有采访者问陶哲轩:“为什么形式化数学使得数学家互相之间对工作结果的信任有了改变?”陶哲轩说,形式化数学最好的一个特性是,它能够将一个大的问题分解成相互独立的很多方面,大家只要根据自己所专长的方面来提交自己的证明代码,而证明代码的正确性验证是由证明助手以计算机程序执行的方式来彻底完成的。也就是说,数学家不需要逐行检查别人的证明是否真的完全正确,才愿意相信他的工作成果。
因此,他认为这种工作方式是一种更加可以扩展到大规模的数学工作方式。他在对PFR假设的证明进行形式化的项目中,与超过20人的团队来协作完成,这已经比他通常合作的规模要大一些。他认为,随着大家对这套计算机辅助证明系统的了解,以及对这种形式化数学的工作方式的了解,实际上可以推广到更大的规模。也就是说,我们可以像软件工程大规模开发一样来做数学,他认为这是一种非常现代化的方式。

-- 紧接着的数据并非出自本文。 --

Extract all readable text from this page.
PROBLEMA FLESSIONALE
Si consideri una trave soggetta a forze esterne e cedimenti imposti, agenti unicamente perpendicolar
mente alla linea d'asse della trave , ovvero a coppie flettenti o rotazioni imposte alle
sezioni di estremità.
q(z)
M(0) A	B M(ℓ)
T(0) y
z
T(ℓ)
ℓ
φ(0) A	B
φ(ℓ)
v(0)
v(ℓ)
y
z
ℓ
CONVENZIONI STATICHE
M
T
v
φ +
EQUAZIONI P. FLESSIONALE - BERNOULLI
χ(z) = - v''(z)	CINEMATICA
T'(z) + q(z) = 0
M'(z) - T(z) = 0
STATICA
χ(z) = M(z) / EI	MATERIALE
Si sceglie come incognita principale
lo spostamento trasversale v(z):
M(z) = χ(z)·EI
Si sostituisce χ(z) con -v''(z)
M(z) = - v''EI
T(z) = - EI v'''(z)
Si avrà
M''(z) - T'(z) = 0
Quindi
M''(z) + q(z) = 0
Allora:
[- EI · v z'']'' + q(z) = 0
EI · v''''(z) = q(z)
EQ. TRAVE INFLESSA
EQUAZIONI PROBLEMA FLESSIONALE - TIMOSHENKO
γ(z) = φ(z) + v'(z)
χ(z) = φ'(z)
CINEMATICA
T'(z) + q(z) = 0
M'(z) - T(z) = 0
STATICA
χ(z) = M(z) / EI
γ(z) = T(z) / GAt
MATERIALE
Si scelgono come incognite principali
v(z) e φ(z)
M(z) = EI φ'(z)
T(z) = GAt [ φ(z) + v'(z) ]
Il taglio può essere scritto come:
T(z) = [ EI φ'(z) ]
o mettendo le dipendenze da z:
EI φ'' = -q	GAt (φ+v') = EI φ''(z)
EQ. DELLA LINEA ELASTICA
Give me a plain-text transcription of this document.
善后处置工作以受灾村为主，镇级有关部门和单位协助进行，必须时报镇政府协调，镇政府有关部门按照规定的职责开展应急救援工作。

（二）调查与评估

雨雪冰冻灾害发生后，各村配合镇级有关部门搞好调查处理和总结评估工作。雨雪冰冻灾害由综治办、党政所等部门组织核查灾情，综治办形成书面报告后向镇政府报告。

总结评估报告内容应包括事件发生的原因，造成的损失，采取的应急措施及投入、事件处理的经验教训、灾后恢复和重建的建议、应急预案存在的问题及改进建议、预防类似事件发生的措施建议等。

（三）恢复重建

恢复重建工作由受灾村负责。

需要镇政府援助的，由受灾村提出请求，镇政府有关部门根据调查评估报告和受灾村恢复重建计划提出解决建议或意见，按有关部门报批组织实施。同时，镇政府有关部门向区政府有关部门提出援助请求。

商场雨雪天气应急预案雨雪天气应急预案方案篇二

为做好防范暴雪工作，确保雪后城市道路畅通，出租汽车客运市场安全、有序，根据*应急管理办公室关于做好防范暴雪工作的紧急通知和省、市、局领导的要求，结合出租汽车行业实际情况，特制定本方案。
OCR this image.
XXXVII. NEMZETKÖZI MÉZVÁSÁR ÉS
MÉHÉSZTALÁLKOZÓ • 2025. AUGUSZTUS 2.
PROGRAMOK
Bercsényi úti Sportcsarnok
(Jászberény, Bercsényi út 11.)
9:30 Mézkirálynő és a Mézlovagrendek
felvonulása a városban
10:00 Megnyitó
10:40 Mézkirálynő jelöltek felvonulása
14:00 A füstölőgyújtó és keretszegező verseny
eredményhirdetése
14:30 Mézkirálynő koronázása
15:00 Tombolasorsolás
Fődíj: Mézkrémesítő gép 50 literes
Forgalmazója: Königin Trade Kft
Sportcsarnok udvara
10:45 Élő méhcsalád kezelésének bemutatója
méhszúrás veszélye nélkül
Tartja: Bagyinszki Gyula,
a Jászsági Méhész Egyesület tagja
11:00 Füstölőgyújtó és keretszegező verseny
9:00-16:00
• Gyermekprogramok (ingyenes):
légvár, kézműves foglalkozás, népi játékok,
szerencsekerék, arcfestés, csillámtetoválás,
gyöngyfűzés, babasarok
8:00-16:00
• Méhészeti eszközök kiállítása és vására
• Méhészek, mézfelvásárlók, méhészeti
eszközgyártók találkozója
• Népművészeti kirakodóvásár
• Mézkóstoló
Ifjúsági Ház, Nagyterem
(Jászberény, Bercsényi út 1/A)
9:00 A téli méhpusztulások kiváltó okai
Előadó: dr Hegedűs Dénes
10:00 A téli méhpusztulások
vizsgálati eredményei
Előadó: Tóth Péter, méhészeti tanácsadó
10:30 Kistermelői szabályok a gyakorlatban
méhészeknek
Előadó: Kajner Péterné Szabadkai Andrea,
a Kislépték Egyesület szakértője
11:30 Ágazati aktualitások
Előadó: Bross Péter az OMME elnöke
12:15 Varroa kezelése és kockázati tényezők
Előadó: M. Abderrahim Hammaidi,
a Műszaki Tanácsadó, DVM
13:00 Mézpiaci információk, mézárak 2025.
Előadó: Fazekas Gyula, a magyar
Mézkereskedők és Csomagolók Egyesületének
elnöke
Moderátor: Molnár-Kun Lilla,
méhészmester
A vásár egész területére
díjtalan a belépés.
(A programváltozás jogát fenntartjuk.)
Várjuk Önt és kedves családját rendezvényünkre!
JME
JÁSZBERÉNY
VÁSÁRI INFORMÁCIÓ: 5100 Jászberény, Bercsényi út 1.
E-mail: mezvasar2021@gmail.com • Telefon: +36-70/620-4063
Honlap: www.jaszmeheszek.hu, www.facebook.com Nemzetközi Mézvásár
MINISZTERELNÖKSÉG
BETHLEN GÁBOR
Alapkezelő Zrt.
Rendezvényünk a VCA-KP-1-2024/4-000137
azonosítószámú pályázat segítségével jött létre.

另一方面,爱丁堡大学信息学院的教授Alan Bundy总结道,随着数学的规模越来越大,我们面临一个二难推理:要么我们必须放弃所有这种大定理,要么我们必须诉诸于计算机的辅助来进行证明。
3.形式化数学作为一种解决方案
那么,形式化数学作为一种解决方案,是怎样被实现的?
这里举一些具体的例子。
现在流行的智能助手语言大概有四种,例如Coq、Lean、Isabelle和Mizar。
以Isabelle为例,我们如何在Isabelle中进行形式化证明?一个非常具体的例子,也是在Wikipedia上提供的演示例子:如何证明√2不是一个有理数?
我们会发现,这个在Isabelle中进行的证明在思路上与人类的证明是一致的,它也利用反证法,也逐渐推出一些中间结论,并利用这些中间结论逐步推导出矛盾。
最关键的是,我们不仅仅要在一个定理的证明内部进行工作,我们实际上操作的是一个非常大的数学理论。这个庞大的理论涉及到非常多的定义、引理和定理,我们如何管理它们之间的相互关系?
陶哲轩在他的PFR项目中已经演示了Lean blueprints带来的工作方式变化。其中,绿色的点是已经完成证明的部分,蓝色的点是正在尝试进行证明中的定理,白色的点表示还没有被编写的部分。而图上的点之间的连线描述了这些定义和定理之间的依赖关系,也可以帮助更好地理解和分析整个项目。
当这个blueprint中所有的点都变成了绿色的时候,我们就可以确凿无疑地判断这个整套数学理论已经完成证明了。
但是,为什么现在大家在学校里仍然使用自然语言来学习和研究呢?这是因为有很多的阻碍,使得我们还没有采用形式化的方法。
一方面是文化上的阻碍。数学工作者仍然更习惯于使用纸笔来进行更灵活的推导,而形式化数学往往只被认为是工程化的辅助技巧,而不是在数学思想上有启发的技术。
另一方面,形式化数学的学习曲线非常陡峭。它有非常复杂的程序语法和语义,需要使用者同时了解数学思想、以类型论或集合论进行形式化的逻辑方法,以及编写程序语言的技术。
结果就是,同样一个证明,在形式化系统里面做和用自然语言做相比,很多时候要多花十倍甚至二十倍的人工成本,这其中包括要额外证明很多在直观上非常直接的、但严格证明非常琐碎的引理。
其他的因素还包括,可能你在Mathematica里面可以顺利地算出一个很复杂的积分,但要使这样的积分结果被Lean这样的严格证明系统接受,目前仍然缺乏自动化的衔接机制。
4.大语言模型在形式化数学的应用
接下来,我想和大家探讨一下大语言模型(LLM)在形式化数学领域的发展。我将从以下几个方面展开:
目前 AI 发展到了什么阶段?
如何将 LLM 应用到形式化数学中去?
LLM 在形式化数学领域未来的发展方向是什么?
面临的挑战和局限有哪些?
首先,我们可以考虑GPQA Diamond,这是一个衡量PhD水平科学问题的榜单。我们可以看到,从2023年到2025年,大语言模型在解决这些问题上的能力有了显著提升。特别是OpenAI的o1、o3和DeepSeek-R1等模型,其水平已经略高于人类专家的水平。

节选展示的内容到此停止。